A coprodução com parceiros é uma das opções consideradas pela montadora e pode ser uma “solução inteligente” para ocupar fábricas subutilizadas e reduzir custos, disse o CEO Oliver Blume em teleconferência na quinta-feira (29).

A empresa já reduziu capacidade e cortou empregos na Alemanha, onde os trabalhadores têm forte influência nas decisões corporativas.

“Esperamos uma concorrência mais dura nos próximos anos, especialmente das montadoras chinesas, mas nos vemos bem preparados”, disse Blume. A Volkswagen mantém joint ventures com empresas chinesas como SAIC, FAW e Xpeng, além de parceria tecnológica com a Horizon Robotics.

As possíveis medidas representam uma intensificação da disputa da indústria para se manter competitiva na Europa, onde fechar fábricas e reduzir quadros de funcionários é um processo complexo e caro. A Stellantis, segunda colocada na Europa, também negocia com empresas chinesas, incluindo a Dongfeng Motor, para compartilhar unidades na região, segundo a Bloomberg.
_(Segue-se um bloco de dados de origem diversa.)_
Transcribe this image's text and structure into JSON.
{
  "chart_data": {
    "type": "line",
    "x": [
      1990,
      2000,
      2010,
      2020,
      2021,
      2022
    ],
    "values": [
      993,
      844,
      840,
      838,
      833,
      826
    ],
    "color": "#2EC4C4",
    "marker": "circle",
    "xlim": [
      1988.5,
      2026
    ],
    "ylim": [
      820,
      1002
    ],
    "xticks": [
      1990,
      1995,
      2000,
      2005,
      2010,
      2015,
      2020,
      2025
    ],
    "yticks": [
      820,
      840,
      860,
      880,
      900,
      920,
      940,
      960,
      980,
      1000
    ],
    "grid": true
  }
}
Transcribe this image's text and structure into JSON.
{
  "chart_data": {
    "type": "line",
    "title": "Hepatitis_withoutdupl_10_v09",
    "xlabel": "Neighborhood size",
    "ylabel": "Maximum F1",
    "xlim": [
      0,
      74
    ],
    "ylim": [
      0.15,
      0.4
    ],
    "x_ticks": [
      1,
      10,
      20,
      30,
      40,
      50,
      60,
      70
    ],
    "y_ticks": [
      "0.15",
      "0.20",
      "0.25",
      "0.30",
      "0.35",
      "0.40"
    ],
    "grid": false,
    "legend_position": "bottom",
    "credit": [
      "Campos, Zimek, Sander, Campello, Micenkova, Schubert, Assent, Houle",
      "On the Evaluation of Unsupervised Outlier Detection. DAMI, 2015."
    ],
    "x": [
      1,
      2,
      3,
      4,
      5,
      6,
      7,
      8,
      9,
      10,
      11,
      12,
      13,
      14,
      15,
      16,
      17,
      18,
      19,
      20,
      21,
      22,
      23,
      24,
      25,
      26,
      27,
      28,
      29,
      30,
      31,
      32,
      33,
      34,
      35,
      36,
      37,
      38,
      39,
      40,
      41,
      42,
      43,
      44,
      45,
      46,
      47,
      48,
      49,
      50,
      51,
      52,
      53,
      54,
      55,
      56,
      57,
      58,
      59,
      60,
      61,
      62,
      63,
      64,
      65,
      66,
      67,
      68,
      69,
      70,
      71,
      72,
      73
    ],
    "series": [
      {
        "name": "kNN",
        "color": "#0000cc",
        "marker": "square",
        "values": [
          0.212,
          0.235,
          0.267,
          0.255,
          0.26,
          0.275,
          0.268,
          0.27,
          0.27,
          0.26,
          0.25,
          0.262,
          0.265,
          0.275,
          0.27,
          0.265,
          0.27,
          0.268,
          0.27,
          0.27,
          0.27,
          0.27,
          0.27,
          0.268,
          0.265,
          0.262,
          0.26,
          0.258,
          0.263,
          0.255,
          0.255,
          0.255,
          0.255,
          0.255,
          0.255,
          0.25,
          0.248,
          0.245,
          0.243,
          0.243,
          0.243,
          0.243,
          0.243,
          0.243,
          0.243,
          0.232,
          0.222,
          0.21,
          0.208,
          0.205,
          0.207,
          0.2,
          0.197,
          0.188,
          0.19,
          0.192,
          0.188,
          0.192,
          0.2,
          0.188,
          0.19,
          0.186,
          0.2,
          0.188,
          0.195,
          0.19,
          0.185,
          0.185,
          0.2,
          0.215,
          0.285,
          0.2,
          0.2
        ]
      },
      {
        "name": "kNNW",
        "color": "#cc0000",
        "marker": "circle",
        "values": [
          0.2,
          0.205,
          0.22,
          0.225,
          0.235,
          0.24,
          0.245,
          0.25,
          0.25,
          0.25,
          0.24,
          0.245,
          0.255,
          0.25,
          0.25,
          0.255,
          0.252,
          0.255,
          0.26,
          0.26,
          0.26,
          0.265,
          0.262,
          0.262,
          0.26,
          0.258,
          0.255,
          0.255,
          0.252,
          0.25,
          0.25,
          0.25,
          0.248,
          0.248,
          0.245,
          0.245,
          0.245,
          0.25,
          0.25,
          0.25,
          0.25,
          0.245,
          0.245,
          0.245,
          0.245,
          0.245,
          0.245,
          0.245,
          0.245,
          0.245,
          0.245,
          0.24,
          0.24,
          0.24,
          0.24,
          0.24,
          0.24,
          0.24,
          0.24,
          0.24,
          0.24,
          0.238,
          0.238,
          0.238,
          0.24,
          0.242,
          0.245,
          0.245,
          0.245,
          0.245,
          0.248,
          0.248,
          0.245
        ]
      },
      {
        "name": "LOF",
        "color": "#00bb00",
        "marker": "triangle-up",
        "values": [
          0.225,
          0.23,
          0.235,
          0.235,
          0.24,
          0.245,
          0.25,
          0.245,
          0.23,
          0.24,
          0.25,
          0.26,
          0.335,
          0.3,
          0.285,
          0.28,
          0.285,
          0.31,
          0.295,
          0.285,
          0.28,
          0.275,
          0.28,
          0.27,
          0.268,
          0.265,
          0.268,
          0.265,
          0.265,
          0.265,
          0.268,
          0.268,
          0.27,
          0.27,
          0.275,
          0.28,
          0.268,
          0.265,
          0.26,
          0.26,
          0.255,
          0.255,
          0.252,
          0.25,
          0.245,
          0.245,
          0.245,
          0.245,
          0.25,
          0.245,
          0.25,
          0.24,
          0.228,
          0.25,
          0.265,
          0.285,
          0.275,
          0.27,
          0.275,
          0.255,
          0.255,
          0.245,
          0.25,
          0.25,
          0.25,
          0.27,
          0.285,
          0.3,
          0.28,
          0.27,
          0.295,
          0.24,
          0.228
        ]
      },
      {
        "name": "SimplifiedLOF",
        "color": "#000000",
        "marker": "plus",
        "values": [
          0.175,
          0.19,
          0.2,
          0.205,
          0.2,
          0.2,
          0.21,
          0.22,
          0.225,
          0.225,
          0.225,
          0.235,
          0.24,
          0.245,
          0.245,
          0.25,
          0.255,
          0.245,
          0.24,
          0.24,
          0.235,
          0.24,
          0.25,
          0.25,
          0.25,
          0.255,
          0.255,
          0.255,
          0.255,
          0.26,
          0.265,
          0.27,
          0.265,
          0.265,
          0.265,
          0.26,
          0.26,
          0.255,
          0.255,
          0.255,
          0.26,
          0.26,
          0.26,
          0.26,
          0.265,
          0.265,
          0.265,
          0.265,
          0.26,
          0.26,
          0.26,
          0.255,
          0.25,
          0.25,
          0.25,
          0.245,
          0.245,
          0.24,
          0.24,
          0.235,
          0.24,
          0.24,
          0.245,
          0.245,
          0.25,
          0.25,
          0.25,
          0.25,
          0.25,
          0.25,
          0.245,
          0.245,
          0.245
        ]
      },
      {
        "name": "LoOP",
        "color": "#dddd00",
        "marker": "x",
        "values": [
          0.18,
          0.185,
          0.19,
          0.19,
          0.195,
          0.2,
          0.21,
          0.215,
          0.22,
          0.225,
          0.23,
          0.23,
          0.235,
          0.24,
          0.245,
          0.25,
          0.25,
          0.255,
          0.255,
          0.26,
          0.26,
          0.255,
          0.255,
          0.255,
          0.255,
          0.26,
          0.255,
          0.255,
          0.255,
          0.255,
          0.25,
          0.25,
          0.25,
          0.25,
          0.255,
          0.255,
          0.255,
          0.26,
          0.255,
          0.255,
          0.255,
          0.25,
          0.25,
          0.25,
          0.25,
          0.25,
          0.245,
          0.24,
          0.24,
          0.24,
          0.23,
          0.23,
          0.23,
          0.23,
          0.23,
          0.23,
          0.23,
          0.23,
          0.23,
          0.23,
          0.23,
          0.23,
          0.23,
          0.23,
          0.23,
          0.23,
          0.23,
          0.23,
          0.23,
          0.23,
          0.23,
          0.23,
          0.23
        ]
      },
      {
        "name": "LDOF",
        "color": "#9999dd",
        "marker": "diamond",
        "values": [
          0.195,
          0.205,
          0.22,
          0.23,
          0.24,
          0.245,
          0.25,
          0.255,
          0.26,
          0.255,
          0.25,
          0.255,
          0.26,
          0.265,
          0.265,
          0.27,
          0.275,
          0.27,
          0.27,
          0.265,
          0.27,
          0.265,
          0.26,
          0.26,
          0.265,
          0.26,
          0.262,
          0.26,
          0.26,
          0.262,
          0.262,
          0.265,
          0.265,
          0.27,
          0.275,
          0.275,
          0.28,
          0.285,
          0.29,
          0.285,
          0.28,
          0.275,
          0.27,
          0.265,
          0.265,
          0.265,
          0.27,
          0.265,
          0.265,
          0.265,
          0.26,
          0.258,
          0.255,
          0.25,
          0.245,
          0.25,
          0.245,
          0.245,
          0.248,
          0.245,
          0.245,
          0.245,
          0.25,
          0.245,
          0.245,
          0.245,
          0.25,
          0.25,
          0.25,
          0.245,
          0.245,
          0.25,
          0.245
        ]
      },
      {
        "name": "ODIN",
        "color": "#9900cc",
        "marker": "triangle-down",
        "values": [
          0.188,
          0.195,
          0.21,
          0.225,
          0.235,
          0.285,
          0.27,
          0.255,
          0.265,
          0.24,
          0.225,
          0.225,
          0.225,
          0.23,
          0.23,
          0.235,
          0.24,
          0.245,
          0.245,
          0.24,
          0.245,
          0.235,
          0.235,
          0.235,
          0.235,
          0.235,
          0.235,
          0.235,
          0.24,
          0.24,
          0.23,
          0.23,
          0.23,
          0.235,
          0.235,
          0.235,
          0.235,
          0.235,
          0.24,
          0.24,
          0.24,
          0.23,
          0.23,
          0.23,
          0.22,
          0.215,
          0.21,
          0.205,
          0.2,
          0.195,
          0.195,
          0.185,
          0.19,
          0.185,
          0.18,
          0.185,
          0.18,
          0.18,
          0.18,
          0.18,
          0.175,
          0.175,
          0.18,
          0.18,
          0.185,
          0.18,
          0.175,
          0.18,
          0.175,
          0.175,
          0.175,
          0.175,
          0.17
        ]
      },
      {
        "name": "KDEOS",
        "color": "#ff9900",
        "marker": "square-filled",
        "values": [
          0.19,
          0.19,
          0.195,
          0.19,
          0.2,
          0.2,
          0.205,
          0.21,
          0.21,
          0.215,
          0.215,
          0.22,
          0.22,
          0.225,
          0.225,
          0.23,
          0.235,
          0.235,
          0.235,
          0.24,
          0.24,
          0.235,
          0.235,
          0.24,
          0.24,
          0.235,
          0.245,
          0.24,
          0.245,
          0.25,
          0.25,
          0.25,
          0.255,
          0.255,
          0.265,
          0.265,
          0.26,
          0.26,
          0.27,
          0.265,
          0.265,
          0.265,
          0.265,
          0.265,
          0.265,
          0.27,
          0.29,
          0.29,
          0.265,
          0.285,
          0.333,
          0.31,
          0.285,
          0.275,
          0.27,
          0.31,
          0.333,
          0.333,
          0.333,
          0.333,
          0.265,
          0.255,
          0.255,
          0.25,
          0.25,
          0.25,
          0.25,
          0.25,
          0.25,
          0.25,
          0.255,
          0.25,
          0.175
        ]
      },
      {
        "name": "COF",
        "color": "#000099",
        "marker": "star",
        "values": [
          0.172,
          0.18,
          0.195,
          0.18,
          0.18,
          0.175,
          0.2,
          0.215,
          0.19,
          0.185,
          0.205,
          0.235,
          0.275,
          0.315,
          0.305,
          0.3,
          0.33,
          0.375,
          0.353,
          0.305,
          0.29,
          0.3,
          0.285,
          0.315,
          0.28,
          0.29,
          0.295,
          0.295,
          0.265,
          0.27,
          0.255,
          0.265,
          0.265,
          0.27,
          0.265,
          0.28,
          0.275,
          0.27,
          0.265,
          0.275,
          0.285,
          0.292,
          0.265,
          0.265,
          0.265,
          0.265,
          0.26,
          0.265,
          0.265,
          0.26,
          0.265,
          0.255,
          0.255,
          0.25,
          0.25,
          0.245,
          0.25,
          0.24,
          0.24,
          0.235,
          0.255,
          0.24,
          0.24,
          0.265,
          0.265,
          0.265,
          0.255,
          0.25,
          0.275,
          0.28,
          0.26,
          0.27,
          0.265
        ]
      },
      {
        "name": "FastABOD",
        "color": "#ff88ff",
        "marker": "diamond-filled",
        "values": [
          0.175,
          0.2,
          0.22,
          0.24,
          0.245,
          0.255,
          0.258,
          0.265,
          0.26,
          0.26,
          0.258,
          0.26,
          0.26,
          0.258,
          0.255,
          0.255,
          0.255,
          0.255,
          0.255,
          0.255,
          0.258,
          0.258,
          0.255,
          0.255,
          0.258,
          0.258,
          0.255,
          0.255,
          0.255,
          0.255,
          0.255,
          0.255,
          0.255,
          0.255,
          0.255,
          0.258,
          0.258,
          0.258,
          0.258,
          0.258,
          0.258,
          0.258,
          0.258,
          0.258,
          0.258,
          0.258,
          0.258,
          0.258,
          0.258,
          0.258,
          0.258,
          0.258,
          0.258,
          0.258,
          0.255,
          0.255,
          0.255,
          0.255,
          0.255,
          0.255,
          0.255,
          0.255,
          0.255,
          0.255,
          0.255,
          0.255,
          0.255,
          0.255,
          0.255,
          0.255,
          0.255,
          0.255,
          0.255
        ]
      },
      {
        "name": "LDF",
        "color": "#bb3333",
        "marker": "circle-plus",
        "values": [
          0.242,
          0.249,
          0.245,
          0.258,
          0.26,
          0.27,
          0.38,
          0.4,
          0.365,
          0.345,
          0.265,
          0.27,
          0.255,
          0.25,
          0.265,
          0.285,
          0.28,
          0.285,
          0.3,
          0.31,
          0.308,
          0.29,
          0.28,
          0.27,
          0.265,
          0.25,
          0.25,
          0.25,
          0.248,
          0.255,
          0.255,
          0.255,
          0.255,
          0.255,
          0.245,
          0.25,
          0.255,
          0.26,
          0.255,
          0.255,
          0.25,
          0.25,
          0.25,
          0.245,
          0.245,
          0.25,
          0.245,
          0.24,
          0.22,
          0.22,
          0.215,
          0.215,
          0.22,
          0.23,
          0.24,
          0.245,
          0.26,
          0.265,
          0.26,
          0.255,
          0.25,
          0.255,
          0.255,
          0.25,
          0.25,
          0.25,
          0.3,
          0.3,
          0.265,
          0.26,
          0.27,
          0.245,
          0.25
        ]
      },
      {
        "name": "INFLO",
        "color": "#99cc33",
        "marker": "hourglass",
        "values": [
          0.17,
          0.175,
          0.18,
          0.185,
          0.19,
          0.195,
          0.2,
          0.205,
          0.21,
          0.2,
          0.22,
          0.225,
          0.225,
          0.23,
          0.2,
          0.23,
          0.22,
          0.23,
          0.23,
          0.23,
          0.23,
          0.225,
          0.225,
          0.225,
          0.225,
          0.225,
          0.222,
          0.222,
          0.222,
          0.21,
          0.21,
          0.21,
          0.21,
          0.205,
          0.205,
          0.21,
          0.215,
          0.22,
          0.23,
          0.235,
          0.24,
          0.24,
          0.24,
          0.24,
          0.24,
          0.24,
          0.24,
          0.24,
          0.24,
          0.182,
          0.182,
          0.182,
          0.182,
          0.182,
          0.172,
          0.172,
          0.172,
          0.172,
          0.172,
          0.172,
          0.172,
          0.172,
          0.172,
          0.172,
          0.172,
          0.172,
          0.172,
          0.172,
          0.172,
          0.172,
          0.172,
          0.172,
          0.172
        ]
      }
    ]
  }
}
A Volkswagen quer reduzir sua capacidade global de produção para 9 milhões de veículos, ante 12 milhões antes da pandemia. Após cortes na marca Volkswagen, na Audi e na China, a empresa busca uma nova redução de 500 mil unidades em suas fábricas europeias, de custo mais elevado.

A montadora também avalia outras alternativas. Blume afirmou que a empresa pode produzir modelos de nova geração voltados exclusivamente para a China em fábricas europeias, após analisar quais produtos teriam apelo na região.

Atualmente, a companhia acelera o lançamento de novos modelos na China, incluindo o SUV E7X, da nova submarca da Audi, e o cupê ID.UNYX 08 — ambos, por enquanto, vendidos apenas no maior mercado automotivo do mundo.

Os planos refletem a pressão sobre montadoras ocidentais de grande escala, que intensificam cortes para acompanhar a concorrência crescente dentro e fora da China. Após ultrapassarem a Volkswagen e outras marcas ocidentais no mercado chinês, empresas como BYD e a marca MG, da SAIC, avançam rapidamente na Europa.

Os novos concorrentes também estão acelerando planos de produção na região após a União Europeia impor tarifas sobre veículos elétricos fabricados na China.

Mais cedo, a Volkswagen reportou queda na margem operacional do primeiro trimestre, pressionada por tarifas e maior concorrência em mercados-chave, reforçando a necessidade de cortes adicionais. A rentabilidade operacional caiu para 3,3% nos três primeiros meses do ano, ante 3,7%.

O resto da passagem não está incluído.